Types of polymers along with their applications in wearable sensors are listed below:
TYPE |
APPLICATION |
Liquid Crystalline Polymers (LCP) |
Used in the form of substrate when cooled to anisotropic solid. |
Polymer Gels |
An active material induced by chemical, thermal, electrical changes from the body or can be utilized as an electrode, for example, ionic gels. |
Intrinsically Conducting Polymers |
As an active material to be utilized as an electrode in an electrochemical sensor or as an organic semiconductor in transistor-based sensors. |
Polymer Composites |
Active material to be utilized as electrode or stimulus-response polymer in resistance-based sensors. |
Piezoelectric Polymer |
Used as active materials as pressure sensor like polyvinylidene fluoride, PVDF, and polylactic acid, PLA. |
Elastomers |
Used as active material like dielectric elastomers, and as substrate, for example, silicon rubber. |
Thermoplastic Polymers |
Used as a substrate |
Thermosetting Polymers |
Used as a substrate |
Wearables in Sports Industry
Companies through their continuous innovation strategy have developed a number of sports wearables. These solutions are capable of converting raw data utilizing embedded algorithms that can be used for providing real-time information about an athlete’s parameters and thus contribute to enhancing performance. This information is highly useful in providing accurate instant feedback regarding posture, instant training load, and other essential information for training and optimization of performance. For example, a swim sensor by 2M Engineering for professional swimmers can provide ECG and motion recognition through monitoring heart rate and motion. The ECG signal forms the basis of the reliable heart rate and heart rate variability measurements while swimming. On the other hand, the motion sensor is utilized for the extraction of varied swim features such as stroke frequency, lap time, stroke type, and instantaneous speed. The real-time information can be sent to the coach on their smartphone devices. Hence, the trainer is provided with the performance overview of the swimmer.

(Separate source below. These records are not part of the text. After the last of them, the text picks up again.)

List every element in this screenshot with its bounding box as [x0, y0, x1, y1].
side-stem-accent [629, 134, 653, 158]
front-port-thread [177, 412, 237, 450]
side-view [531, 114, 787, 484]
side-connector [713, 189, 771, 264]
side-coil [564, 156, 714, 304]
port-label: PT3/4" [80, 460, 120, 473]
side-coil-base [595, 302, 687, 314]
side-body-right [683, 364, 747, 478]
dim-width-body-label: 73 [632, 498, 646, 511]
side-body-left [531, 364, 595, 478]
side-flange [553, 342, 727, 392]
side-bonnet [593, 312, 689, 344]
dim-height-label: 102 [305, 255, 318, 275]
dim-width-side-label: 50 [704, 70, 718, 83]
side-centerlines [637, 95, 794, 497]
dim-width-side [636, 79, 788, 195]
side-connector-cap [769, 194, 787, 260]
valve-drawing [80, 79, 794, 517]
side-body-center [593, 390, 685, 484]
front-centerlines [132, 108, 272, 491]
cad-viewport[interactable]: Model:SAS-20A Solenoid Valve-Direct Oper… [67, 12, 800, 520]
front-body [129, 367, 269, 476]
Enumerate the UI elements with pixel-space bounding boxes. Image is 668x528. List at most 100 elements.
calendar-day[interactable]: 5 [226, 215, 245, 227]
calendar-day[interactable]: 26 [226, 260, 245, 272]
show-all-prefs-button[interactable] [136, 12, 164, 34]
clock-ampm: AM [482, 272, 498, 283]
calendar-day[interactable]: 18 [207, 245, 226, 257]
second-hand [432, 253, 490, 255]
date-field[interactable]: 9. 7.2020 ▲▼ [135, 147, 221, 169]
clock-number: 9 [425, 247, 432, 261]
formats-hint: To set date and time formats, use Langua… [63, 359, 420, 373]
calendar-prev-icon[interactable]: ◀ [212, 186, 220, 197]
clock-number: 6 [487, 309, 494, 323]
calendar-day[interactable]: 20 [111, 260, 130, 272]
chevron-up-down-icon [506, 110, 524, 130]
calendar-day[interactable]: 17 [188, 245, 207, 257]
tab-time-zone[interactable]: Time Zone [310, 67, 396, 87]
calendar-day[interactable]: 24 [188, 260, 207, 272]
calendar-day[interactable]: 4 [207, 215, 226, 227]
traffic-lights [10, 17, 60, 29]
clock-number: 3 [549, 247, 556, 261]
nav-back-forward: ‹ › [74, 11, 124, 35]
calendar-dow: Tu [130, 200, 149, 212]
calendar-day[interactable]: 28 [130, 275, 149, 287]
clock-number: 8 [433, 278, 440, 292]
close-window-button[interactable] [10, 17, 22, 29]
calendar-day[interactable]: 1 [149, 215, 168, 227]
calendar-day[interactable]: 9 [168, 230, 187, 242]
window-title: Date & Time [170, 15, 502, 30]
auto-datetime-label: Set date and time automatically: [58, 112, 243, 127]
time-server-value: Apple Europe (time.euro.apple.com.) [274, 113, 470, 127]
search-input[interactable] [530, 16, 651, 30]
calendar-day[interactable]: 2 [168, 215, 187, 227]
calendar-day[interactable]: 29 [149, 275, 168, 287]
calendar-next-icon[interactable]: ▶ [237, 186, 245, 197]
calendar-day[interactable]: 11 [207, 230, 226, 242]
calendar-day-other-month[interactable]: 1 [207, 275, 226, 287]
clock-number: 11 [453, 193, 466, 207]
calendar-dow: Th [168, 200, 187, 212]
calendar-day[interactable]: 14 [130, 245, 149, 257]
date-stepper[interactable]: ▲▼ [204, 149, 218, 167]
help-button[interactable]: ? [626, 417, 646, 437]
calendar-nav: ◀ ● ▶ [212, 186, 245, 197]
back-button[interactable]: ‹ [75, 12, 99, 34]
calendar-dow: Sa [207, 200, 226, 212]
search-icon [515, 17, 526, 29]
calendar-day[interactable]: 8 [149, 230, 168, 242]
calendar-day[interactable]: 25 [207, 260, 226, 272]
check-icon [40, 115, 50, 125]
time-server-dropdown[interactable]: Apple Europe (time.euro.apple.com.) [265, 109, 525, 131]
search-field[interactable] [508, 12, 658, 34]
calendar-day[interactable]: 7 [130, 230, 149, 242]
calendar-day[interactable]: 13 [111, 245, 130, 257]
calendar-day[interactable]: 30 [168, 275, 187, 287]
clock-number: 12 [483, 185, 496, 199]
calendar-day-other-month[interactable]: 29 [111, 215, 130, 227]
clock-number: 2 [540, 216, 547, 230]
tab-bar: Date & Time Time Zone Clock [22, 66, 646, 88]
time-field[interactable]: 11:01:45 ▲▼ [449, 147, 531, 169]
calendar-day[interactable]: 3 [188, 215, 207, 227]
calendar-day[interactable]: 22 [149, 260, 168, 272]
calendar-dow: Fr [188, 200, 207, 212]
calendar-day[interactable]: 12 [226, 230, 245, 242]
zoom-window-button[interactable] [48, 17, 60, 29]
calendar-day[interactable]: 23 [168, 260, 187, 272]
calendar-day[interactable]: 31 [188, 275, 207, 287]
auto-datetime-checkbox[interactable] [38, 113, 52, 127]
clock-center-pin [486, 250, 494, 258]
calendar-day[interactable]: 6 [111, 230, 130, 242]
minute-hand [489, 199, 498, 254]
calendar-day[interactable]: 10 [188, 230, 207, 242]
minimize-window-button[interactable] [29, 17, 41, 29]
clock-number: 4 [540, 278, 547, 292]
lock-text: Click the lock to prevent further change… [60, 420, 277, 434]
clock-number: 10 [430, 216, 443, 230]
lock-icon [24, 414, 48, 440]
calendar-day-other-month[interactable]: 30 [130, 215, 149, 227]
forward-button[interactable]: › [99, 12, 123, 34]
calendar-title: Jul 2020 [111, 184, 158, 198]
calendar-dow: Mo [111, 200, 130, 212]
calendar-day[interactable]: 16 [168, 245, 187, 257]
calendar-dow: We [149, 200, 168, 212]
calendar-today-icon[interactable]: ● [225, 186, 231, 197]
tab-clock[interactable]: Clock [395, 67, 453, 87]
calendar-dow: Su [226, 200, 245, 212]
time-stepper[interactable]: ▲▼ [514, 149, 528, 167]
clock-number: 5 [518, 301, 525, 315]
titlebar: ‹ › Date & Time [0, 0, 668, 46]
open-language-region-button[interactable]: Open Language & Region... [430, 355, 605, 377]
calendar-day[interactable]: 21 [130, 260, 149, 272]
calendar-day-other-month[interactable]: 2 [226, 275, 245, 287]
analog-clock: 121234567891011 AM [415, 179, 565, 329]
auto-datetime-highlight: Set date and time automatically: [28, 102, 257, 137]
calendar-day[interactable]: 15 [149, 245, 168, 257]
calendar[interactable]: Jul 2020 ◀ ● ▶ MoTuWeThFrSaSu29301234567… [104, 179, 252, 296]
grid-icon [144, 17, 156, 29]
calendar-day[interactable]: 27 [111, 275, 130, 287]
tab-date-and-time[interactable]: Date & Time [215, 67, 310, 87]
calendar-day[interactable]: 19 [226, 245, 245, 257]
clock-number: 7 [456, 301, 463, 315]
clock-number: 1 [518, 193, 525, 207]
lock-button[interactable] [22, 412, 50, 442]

The introduction of the world’s first smart earring by Ear-O-Smart, BioSensive Technologies Inc. Joule smart earring is designed especially for women for monitoring heart rate, activity tracker, and number of calories burned in a day. The wearable device is a unique combination of fashion and technology and utilizes a Bluetooth 4.0 wireless technology where the device syncs with the smartphone and allows the monitoring of a wide range of fitness data through Android and iOS applications. Such innovations are further contributing to fueling market growth.